Stepped timber frame with invisible seams
Wooden beams make up the stepped structure of the huge roof covering the Aqualagon, the future water park of Marne-la-Vallée. The beams were made by Arbonis, using an innovative assembly technique, which received a favorable ATEx assessment in early 2016.
About 30 kilometers outside of Paris, Disneyland Paris and Pierre & Vacances - Center Parcs are building a vast tourism complex called Villages Nature®. Aqualagon will be one of its flagship facilities. Designed by architect Jacques Ferrier, this 9,000-sq.-meter covered water park, with a roof inspired by step pyramids, is nearly 30 meters high. The wood/steel structure of this big top has 52 beams spread in a step-like design, made by Arbonis with an innovative assembly technique.
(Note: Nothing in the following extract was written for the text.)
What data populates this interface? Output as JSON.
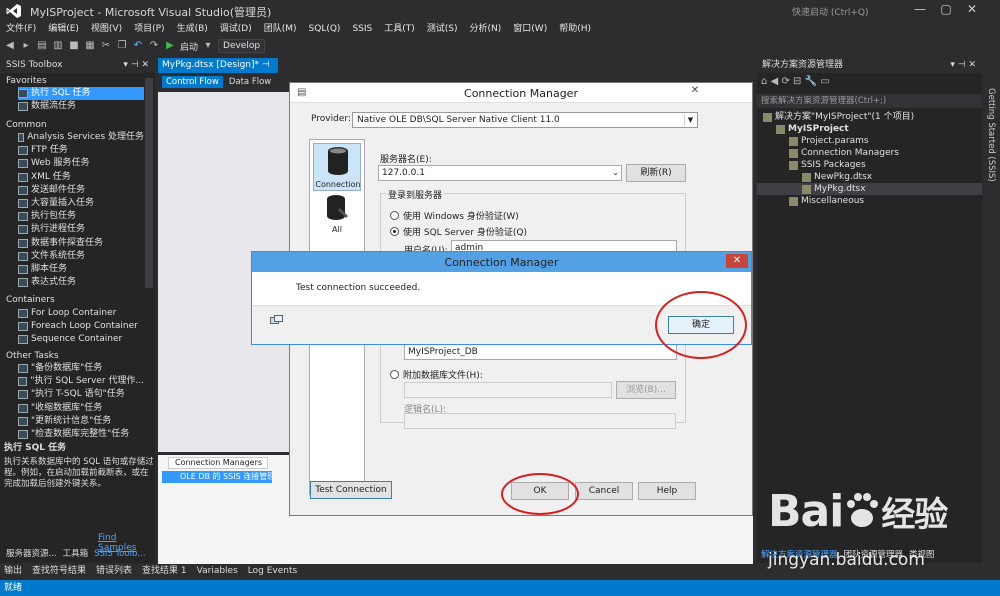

Original assembly technique using glued rods
Each 15-meter-high beam, with a span of approximately 40 meters, looks like one piece. But each beam is actually a combination of almost ten invisibly connected pieces of glued laminated timber. These elements are assembled in a workshop, with rods anchored in the wood with resin, using 9,500 rods and 5.5 tons of resin. The design is aesthetically pleasing, but is this assembly rigid and solid enough to support a tall wooden building?
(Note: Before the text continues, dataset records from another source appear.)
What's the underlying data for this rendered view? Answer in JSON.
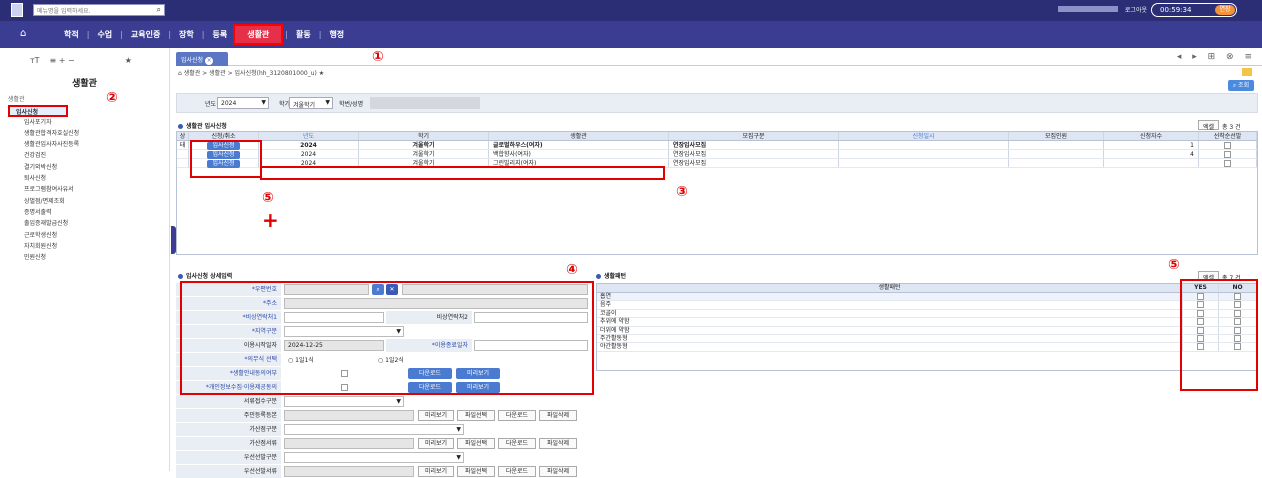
{
  "header": {
    "menu_search_placeholder": "메뉴명을 입력하세요.",
    "logout": "로그아웃",
    "timer": "00:59:34",
    "extend": "연장"
  },
  "nav": {
    "items": [
      "학적",
      "수업",
      "교육인증",
      "장학",
      "등록",
      "생활관",
      "활동",
      "행정"
    ],
    "active": "생활관"
  },
  "sidebar": {
    "title": "생활관",
    "root": "생활관",
    "items": [
      "입사신청",
      "입사포기자",
      "생활관합격자호실신청",
      "생활관입사자사진등록",
      "건강검진",
      "결기외박신청",
      "퇴사신청",
      "프로그램참여사유서",
      "상벌점/면제조회",
      "증명서출력",
      "출입증재발급신청",
      "근로학생신청",
      "자치회원신청",
      "민원신청"
    ]
  },
  "tab": {
    "label": "입사신청"
  },
  "breadcrumb": "생활관 > 생활관 > 입사신청(hh_3120801000_u)",
  "filter": {
    "year_label": "년도",
    "year_value": "2024",
    "term_label": "학기",
    "term_value": "겨울학기",
    "student_label": "학번/성명"
  },
  "search_button": "조회",
  "grid1": {
    "title": "생활관 입사신청",
    "excel": "엑셀",
    "count": "총 3 건",
    "columns": [
      "상태",
      "신청/취소",
      "년도",
      "학기",
      "생활관",
      "모집구분",
      "신청일시",
      "모집인원",
      "신청자수",
      "선착순선발"
    ],
    "rows": [
      {
        "btn": "입사신청",
        "year": "2024",
        "term": "겨울학기",
        "hall": "글로벌하우스(여자)",
        "type": "연장입사모집",
        "count": "1"
      },
      {
        "btn": "입사신청",
        "year": "2024",
        "term": "겨울학기",
        "hall": "백합향사(여자)",
        "type": "연장입사모집",
        "count": "4"
      },
      {
        "btn": "입사신청",
        "year": "2024",
        "term": "겨울학기",
        "hall": "그린빌리지(여자)",
        "type": "연장입사모집",
        "count": ""
      }
    ]
  },
  "form": {
    "title": "입사신청 상세입력",
    "postal": "*우편번호",
    "address": "*주소",
    "phone1": "*비상연락처1",
    "phone2": "비상연락처2",
    "region": "*지역구분",
    "start_label": "이용시작일자",
    "start_value": "2024-12-25",
    "end_label": "*이용종료일자",
    "meal_label": "*의무식 선택",
    "meal_opt1": "1일1식",
    "meal_opt2": "1일2식",
    "guide_label": "*생활안내동의여부",
    "privacy_label": "*개인정보수집·이용제공동의",
    "download": "다운로드",
    "preview": "미리보기",
    "doc_type": "서류접수구분",
    "resident": "주민등록등본",
    "file_select": "파일선택",
    "file_delete": "파일삭제",
    "bonus_type": "가산점구분",
    "bonus_doc": "가산점서류",
    "priority_type": "우선선발구분",
    "priority_doc": "우선선발서류"
  },
  "grid2": {
    "title": "생활패턴",
    "excel": "엑셀",
    "count": "총 7 건",
    "col_pattern": "생활패턴",
    "col_yes": "YES",
    "col_no": "NO",
    "rows": [
      "흡연",
      "음주",
      "코골이",
      "추위에 약함",
      "더위에 약함",
      "주간활동형",
      "야간활동형"
    ]
  },
  "annotations": [
    "①",
    "②",
    "③",
    "④",
    "⑤",
    "⑤"
  ]
}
Assessing the resistance of the system
The C&E Ingénierie consulting firm, a partner of Jacques Ferrier for the design of the structure, consulted the CSTB very early on to obtain a Technical Experimentation Assessment (ATEx) for its unusual assembly technique. The CSTB checked the suitability of the sizing of the structure, which falls outside the scope of the Eurocode 5 rules, the European standard for calculating the design of timber structures. The CSTB also assessed the proposed reinforcement method: adding rods to provide rigidity and reinforce the sections of glued laminated timber that are subject to the most stress, without needing to use additional materials.
The CSTB also examined the methods of manufacturing in the factory, especially the anchoring, to ensure that there was a good connection between the timber, the epoxy resin and the metal rods. To do so, the CSTB used the results of mechanical tests carried out on the rods themselves and on the complete assemblies. Arbonis had this tensile testing done by Lermab, a multidisciplinary laboratory of the University of Lorraine.